Web Application: selecting a dataset
You will work with your web application team for this assignment.
The web application
For the remainder of the term, you'll be working on various aspects of a database-driven web application. Think about a site like the World Population Clock or Baseball Reference or this super-cool baby name visualizer or Worldometer or IMDb or this ridiculous little toy for movie lovers. All of these concern themselves with various ways of searching and reporting on aspects of complex (or not-so-complex) datasets.
Our application will use a pretty typical setup:
- a browser on the user's machine
- a web application on the server that accepts normal web requests for pages (e.g., index.html) and supporting files (e.g., styles.css, scripts.js, elephant.jpg)
- an API implemenation on the server that receives requests and returns JSON-formatted data
- HTML files that present the structure of the content of the web pages
- CSS files that specify the appearance of the web pages
- Javascript files that enable interactivity that's easier and more pleasant to use than just following links from page to page
- a database that the server application(s) can consult
There are performance, usability, and maintainability/extensibility tradeoffs in this structure that we'll discuss as we go along.

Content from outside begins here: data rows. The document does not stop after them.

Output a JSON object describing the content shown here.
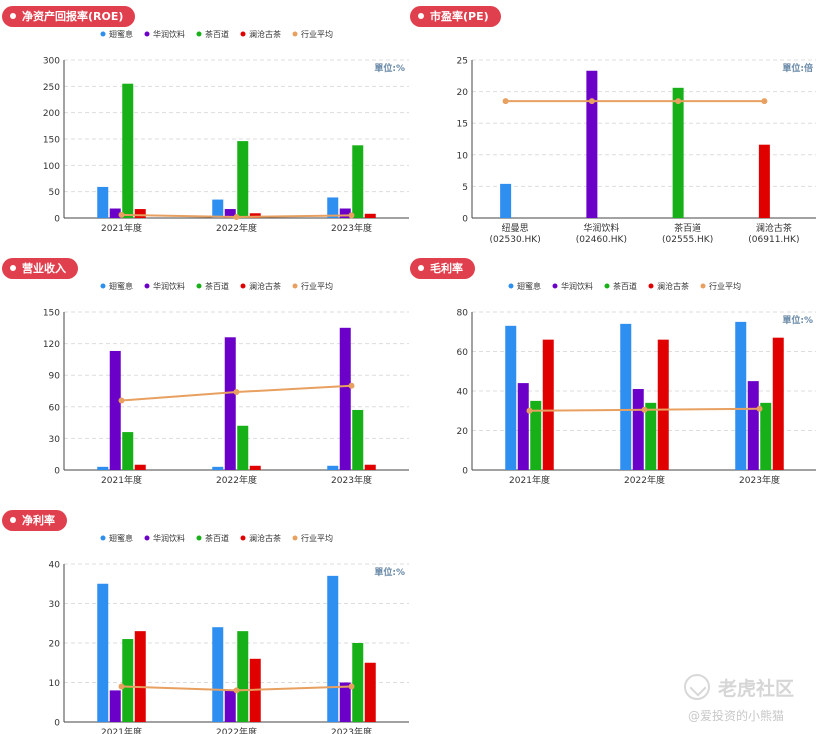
{
  "colors": {
    "series": [
      "#2e8ff0",
      "#6b00c8",
      "#18b018",
      "#e00000",
      "#e8a060"
    ],
    "badge": "#e0404e",
    "grid": "#dddddd",
    "axis": "#444444",
    "text": "#333333",
    "unit": "#6a8aa8"
  },
  "watermark": {
    "title": "老虎社区",
    "subtitle": "@爱投资的小熊猫"
  },
  "chart_data": [
    {
      "title": "净资产回报率(ROE)",
      "type": "bar",
      "unit": "單位:%",
      "categories": [
        "2021年度",
        "2022年度",
        "2023年度"
      ],
      "ylim": [
        0,
        300
      ],
      "yticks": [
        0,
        50,
        100,
        150,
        200,
        250,
        300
      ],
      "grid": true,
      "legend": "top",
      "series": [
        {
          "name": "翅蜜息",
          "values": [
            59,
            35,
            39
          ]
        },
        {
          "name": "华润饮料",
          "values": [
            18,
            17,
            18
          ]
        },
        {
          "name": "茶百道",
          "values": [
            255,
            146,
            138
          ]
        },
        {
          "name": "澜沧古茶",
          "values": [
            17,
            9,
            8
          ]
        }
      ],
      "line": {
        "name": "行业平均",
        "values": [
          6,
          2,
          5
        ]
      }
    },
    {
      "title": "市盈率(PE)",
      "type": "bar",
      "unit": "單位:倍",
      "categories": [
        "纽曼思\n(02530.HK)",
        "华润饮料\n(02460.HK)",
        "茶百道\n(02555.HK)",
        "澜沧古茶\n(06911.HK)"
      ],
      "ylim": [
        0,
        25
      ],
      "yticks": [
        0,
        5,
        10,
        15,
        20,
        25
      ],
      "grid": true,
      "values": [
        5.4,
        23.3,
        20.6,
        11.6
      ],
      "line": {
        "name": "行业平均",
        "values": [
          18.5,
          18.5,
          18.5,
          18.5
        ]
      }
    },
    {
      "title": "营业收入",
      "type": "bar",
      "unit": "",
      "categories": [
        "2021年度",
        "2022年度",
        "2023年度"
      ],
      "ylim": [
        0,
        150
      ],
      "yticks": [
        0,
        30,
        60,
        90,
        120,
        150
      ],
      "grid": true,
      "legend": "top",
      "series": [
        {
          "name": "翅蜜息",
          "values": [
            3,
            3,
            4
          ]
        },
        {
          "name": "华润饮料",
          "values": [
            113,
            126,
            135
          ]
        },
        {
          "name": "茶百道",
          "values": [
            36,
            42,
            57
          ]
        },
        {
          "name": "澜沧古茶",
          "values": [
            5,
            4,
            5
          ]
        }
      ],
      "line": {
        "name": "行业平均",
        "values": [
          66,
          74,
          80
        ]
      }
    },
    {
      "title": "毛利率",
      "type": "bar",
      "unit": "單位:%",
      "categories": [
        "2021年度",
        "2022年度",
        "2023年度"
      ],
      "ylim": [
        0,
        80
      ],
      "yticks": [
        0,
        20,
        40,
        60,
        80
      ],
      "grid": true,
      "legend": "top",
      "series": [
        {
          "name": "翅蜜息",
          "values": [
            73,
            74,
            75
          ]
        },
        {
          "name": "华润饮料",
          "values": [
            44,
            41,
            45
          ]
        },
        {
          "name": "茶百道",
          "values": [
            35,
            34,
            34
          ]
        },
        {
          "name": "澜沧古茶",
          "values": [
            66,
            66,
            67
          ]
        }
      ],
      "line": {
        "name": "行业平均",
        "values": [
          30,
          30.5,
          31
        ]
      }
    },
    {
      "title": "净利率",
      "type": "bar",
      "unit": "單位:%",
      "categories": [
        "2021年度",
        "2022年度",
        "2023年度"
      ],
      "ylim": [
        0,
        40
      ],
      "yticks": [
        0,
        10,
        20,
        30,
        40
      ],
      "grid": true,
      "legend": "top",
      "series": [
        {
          "name": "翅蜜息",
          "values": [
            35,
            24,
            37
          ]
        },
        {
          "name": "华润饮料",
          "values": [
            8,
            8,
            10
          ]
        },
        {
          "name": "茶百道",
          "values": [
            21,
            23,
            20
          ]
        },
        {
          "name": "澜沧古茶",
          "values": [
            23,
            16,
            15
          ]
        }
      ],
      "line": {
        "name": "行业平均",
        "values": [
          9,
          8,
          9
        ]
      }
    }
  ]
}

First step: pick a dataset
For the purposes of this project, you're going to start by selecting a dataset suitable for the pedagogical goals of the project. Normally, you would enter into a project knowing what data is involved, since there wouldn't be a project at all unless you or somebody else had an idea for what you wanted to build. But class projects are a little weird. Let's roll with it.
We want data that has the following properties:
- Intrinsically interesting to you, since you'll be working with the data for several weeks, and working with boring data is no fun
- Composed of multiple fundamental entities (like books/authors/publishers or movies/directors/actors/writers or car models/makes/years), so you will get practice doing non-trivial database design
- Supportive of multiple interesting search and display options, so you will get practice doing non-trivial API and user interface design
- Has a license that allows you to use the data for academic purposes, so your project will be legal
- Is available for bulk download, preferably in CSV form, so you can convert their data into your database structure on our server
Where can you find interesting data?
First, if you do some brainstorming about a website you would find interesting, you can certainly search for a relevant dataset on your own. But if you need some inspiration, the Carleton library has assembled a good list of sites with datasets suitable for this class. Check it out.
Here are some other places that might have something interesting:
- Data is Plural
- World Health Organization
- US government (even though some datasets have been disappearing recently)
- US census
- US Congress
- etc.
In my experience, many students find their way to kaggle.com. That's not necessarily bad, but Kaggle datasets are extremely variable in quality and interest. Many of them are pretty bad or just kinda weird. So don't look only there.
Your tasks
- Find three candidate datasets that meet the criteria above.
- (Due 5:00PM Friday, April 11) On the Slack channel #general, post brief descriptions of your candidate datasets, including links to the sites that have the data. Write a sentence or two about what you like or don't like about each dataset (keeping the criteria listed above in mind).
- Wait for comment from me on Slack by class time Monday, April 14. I plan to respond to your Slack posts as soon as I can as they come in, so you can get feedback quicker by posting sooner. Once you're settled on a dataset, you can begin the following assignment, due 11:59PM Tuesday, April 15 (roughly "write a short project proposal", but I'll post a more detailed description of this assignment by Friday).